Waiting for silence is not a behaviour improvement technique but an invitation for pupils to take control of the lesson. Pausing briefly can work well when you know them and they understand what that means. When the pause is momentary, accompanied with a look of gentle surprise rather than anger, it can bring attention back. Offering to wait in silence until pupils decide to come to order is an invitation for more disruption.

I once watched a teacher wait for silence for 30 minutes. She repeated: "I'm waiting", endlessly and, in desperation, shouted and then screamed it. The pupils knew she was waiting. They had control and took advantage.

Try reducing the time you demand the attention of the whole class. Too much teacher talk drives low-level disruption. Consider structuring your teaching so you speak to small groups instead of the whole class at once. Build up to speaking to the whole class. It takes time, rapport and experience to sustain the attention of a large group for a long period.

When you do ask for their attention, immediately and assertively reinforce those pupils who give you their attention. Describe the behaviour you want to see: "Thank you for turning your chair and looking this way." Embellish your countdown with positive reinforcement and direction: "Five, thank you this group for turning away from the screens, four, Ashraf can you close the book, three, great Charlotte", and so on. Finally, when I am working with a new group, I immediately reflect the respect they are showing.

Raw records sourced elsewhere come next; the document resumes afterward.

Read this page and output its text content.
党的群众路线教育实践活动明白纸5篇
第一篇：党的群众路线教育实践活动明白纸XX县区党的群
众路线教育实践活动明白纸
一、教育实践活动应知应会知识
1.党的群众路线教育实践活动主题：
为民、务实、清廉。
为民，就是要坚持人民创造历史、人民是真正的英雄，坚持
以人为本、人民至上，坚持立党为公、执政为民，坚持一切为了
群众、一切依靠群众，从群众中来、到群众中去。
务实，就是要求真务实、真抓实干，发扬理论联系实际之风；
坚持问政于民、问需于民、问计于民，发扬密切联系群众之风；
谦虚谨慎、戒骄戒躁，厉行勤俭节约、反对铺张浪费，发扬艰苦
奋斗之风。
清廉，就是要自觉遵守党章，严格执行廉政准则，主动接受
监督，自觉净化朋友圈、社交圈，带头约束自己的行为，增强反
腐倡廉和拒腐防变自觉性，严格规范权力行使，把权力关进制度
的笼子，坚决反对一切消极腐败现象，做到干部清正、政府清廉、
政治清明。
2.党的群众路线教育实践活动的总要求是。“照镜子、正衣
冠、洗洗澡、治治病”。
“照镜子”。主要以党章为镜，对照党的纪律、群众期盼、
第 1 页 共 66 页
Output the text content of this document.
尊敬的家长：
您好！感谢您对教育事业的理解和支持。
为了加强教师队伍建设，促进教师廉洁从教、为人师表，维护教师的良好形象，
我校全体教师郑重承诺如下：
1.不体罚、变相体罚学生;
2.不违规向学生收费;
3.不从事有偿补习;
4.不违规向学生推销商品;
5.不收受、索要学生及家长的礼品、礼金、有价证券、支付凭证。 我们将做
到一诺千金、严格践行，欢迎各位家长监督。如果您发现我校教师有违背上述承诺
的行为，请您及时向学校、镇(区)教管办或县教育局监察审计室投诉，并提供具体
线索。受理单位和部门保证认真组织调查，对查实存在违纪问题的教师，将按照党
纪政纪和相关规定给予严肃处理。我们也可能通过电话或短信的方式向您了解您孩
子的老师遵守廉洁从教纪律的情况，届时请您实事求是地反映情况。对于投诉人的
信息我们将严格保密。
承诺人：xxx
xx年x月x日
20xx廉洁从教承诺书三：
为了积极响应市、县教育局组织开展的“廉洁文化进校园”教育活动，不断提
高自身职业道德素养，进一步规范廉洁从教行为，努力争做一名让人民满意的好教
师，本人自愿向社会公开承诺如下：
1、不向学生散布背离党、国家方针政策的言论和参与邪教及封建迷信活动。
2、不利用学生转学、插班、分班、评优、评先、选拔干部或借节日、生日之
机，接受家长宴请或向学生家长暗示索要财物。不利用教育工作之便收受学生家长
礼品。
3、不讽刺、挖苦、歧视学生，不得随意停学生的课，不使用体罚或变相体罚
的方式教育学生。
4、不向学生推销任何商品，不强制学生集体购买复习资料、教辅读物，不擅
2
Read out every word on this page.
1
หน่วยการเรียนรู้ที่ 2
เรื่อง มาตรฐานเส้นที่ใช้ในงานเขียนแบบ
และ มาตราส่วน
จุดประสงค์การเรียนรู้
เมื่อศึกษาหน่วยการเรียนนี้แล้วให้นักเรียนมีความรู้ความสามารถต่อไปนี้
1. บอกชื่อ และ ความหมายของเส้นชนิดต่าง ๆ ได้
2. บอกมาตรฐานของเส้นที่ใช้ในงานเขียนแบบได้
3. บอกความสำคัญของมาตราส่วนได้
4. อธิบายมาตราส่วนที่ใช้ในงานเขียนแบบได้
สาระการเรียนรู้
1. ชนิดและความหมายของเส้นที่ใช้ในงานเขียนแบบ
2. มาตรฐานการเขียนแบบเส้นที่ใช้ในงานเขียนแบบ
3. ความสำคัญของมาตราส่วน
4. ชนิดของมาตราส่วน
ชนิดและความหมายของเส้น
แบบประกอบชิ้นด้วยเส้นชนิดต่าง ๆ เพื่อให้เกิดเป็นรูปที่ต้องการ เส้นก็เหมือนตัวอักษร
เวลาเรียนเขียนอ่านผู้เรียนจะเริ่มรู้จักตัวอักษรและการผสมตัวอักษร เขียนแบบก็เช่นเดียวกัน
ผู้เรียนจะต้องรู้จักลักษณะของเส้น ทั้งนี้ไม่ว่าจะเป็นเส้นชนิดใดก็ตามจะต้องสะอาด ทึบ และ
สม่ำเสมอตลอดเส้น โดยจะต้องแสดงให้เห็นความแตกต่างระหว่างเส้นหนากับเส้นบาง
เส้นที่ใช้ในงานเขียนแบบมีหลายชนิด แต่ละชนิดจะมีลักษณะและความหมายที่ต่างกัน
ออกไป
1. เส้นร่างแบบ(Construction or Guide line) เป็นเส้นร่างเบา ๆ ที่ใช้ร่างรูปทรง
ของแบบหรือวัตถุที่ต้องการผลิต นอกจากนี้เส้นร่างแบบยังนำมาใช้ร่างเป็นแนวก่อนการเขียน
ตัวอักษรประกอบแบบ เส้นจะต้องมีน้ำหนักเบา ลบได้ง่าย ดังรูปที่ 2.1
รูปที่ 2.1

- Paul Dix is managing director of behaviour consultancy Pivotal Education

Checklist

Do

- Use pauses sparingly when you want to make a point.

- Try to reduce the amount of time you demand attention from the class.

- Reinforce the behaviour you want to see.

- Make sure the pupils realise there are consequences for crossing the agreed boundaries.

Don't

- Allow the pupils to take control of the class by waiting fruitlessly for silence.